Tracks file metadata to enable incremental embedding updates.

This module maintains a registry of analyzed files with their content hashes, modification times, and associated entities (modules, functions). It enables smart diff detection to determine which embeddings need regeneration when files change.

Strategy

  1. Content Hashing: SHA256 hash of file content for reliable change detection
  2. Entity Tracking: Map files to their contained entities (modules, functions)
  3. Incremental Updates: Only regenerate embeddings for changed files
  4. Performance: <5% regeneration on typical single-file changes

Usage

# Track a file after analysis
FileTracker.track_file("/path/to/file.ex", analysis_result)

# Check if file has changed
FileTracker.has_changed?("/path/to/file.ex")

# Get entities that need regeneration
FileTracker.get_stale_entities()

# Clear tracking for deleted files
FileTracker.untrack_file("/path/to/file.ex")

Summary

Functions

Clears all tracked files.

Exports tracking data for persistence.

Returns entities from files that have changed.

Checks if a file has changed since it was last tracked.

Imports tracking data from persistence.

Initializes the file tracker ETS table.

Returns a list of all tracked files.

Returns statistics about tracked files.

Tracks a file with its metadata and associated entities.

Removes tracking for a file.

Types

entity_ref()

@type entity_ref() :: {:module, term()} | {:function, term()}

file_metadata()

@type file_metadata() :: %{
  path: String.t(),
  content_hash: binary(),
  mtime: integer(),
  size: integer(),
  entities: [entity_ref()],
  analyzed_at: integer()
}

Functions

clear_all()

Clears all tracked files.

Used when performing a full refresh or clearing the cache.

export()

Exports tracking data for persistence.

Returns a map that can be serialized and stored alongside embeddings.

get_stale_entities()

Returns entities from files that have changed.

This is used to determine which embeddings need to be regenerated. Returns a list of {entity_type, entity_id} tuples.

has_changed?(file_path)

Checks if a file has changed since it was last tracked.

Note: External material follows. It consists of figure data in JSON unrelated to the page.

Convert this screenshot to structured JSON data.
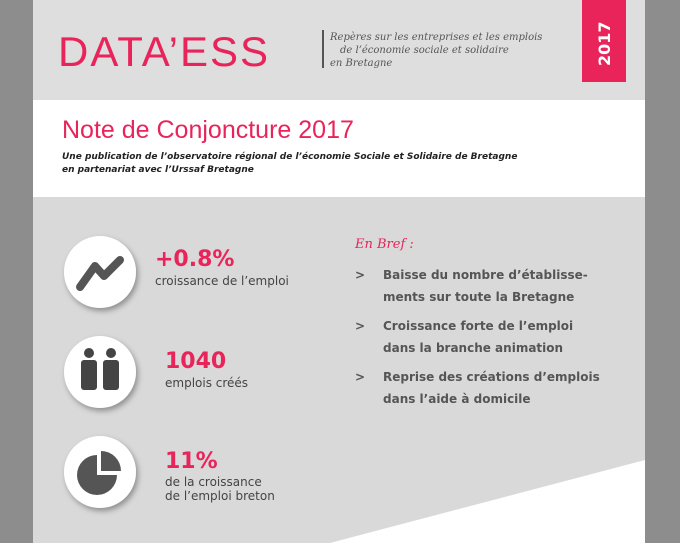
{
  "header": {
    "logo": "DATA’ESS",
    "tagline": [
      "Repères sur les entreprises et les emplois",
      "de l’économie sociale et solidaire",
      "en Bretagne"
    ],
    "year": "2017"
  },
  "title": {
    "heading": "Note de Conjoncture 2017",
    "subtitle": [
      "Une publication de l’observatoire régional de l’économie Sociale et Solidaire de Bretagne",
      "en partenariat avec l’Urssaf Bretagne"
    ]
  },
  "stats": [
    {
      "value": "+0.8%",
      "label": [
        "croissance de l’emploi"
      ]
    },
    {
      "value": "1040",
      "label": [
        "emplois créés"
      ]
    },
    {
      "value": "11%",
      "label": [
        "de la croissance",
        "de l’emploi breton"
      ]
    }
  ],
  "brief": {
    "heading": "En Bref :",
    "marker": ">",
    "items": [
      [
        "Baisse du nombre d’établisse-",
        "ments sur toute la Bretagne"
      ],
      [
        "Croissance forte de l’emploi",
        "dans la branche animation"
      ],
      [
        "Reprise des créations d’emplois",
        "dans l’aide à domicile"
      ]
    ]
  }
}
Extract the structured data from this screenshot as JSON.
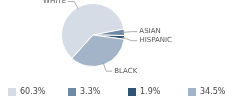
{
  "chart_data": {
    "type": "pie",
    "categories": [
      "WHITE",
      "ASIAN",
      "HISPANIC",
      "BLACK"
    ],
    "values": [
      60.3,
      3.3,
      1.9,
      34.5
    ],
    "value_labels": [
      "60.3%",
      "3.3%",
      "1.9%",
      "34.5%"
    ],
    "colors": [
      "#d5dce6",
      "#6e89a5",
      "#2e5374",
      "#a3b4c8"
    ],
    "legend": "bottom"
  }
}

Returns {:changed, old_metadata} if the file has changed, {:unchanged, metadata} if it hasn't, or {:new, nil} if the file was never tracked.

import(data)

Imports tracking data from persistence.

Restores file tracking state from a previously exported state.

init()

Initializes the file tracker ETS table.

Called automatically by the application supervisor.

list_tracked_files()

Returns a list of all tracked files.

stats()

Returns statistics about tracked files.

track_file(file_path, analysis_result)

Tracks a file with its metadata and associated entities.

Parameters

  • file_path - Absolute path to the file
  • analysis_result - Analysis result containing modules and functions

Returns

  • :ok on success
  • {:error, reason} on failure

untrack_file(file_path)

Removes tracking for a file.

Used when files are deleted or need to be re-analyzed from scratch.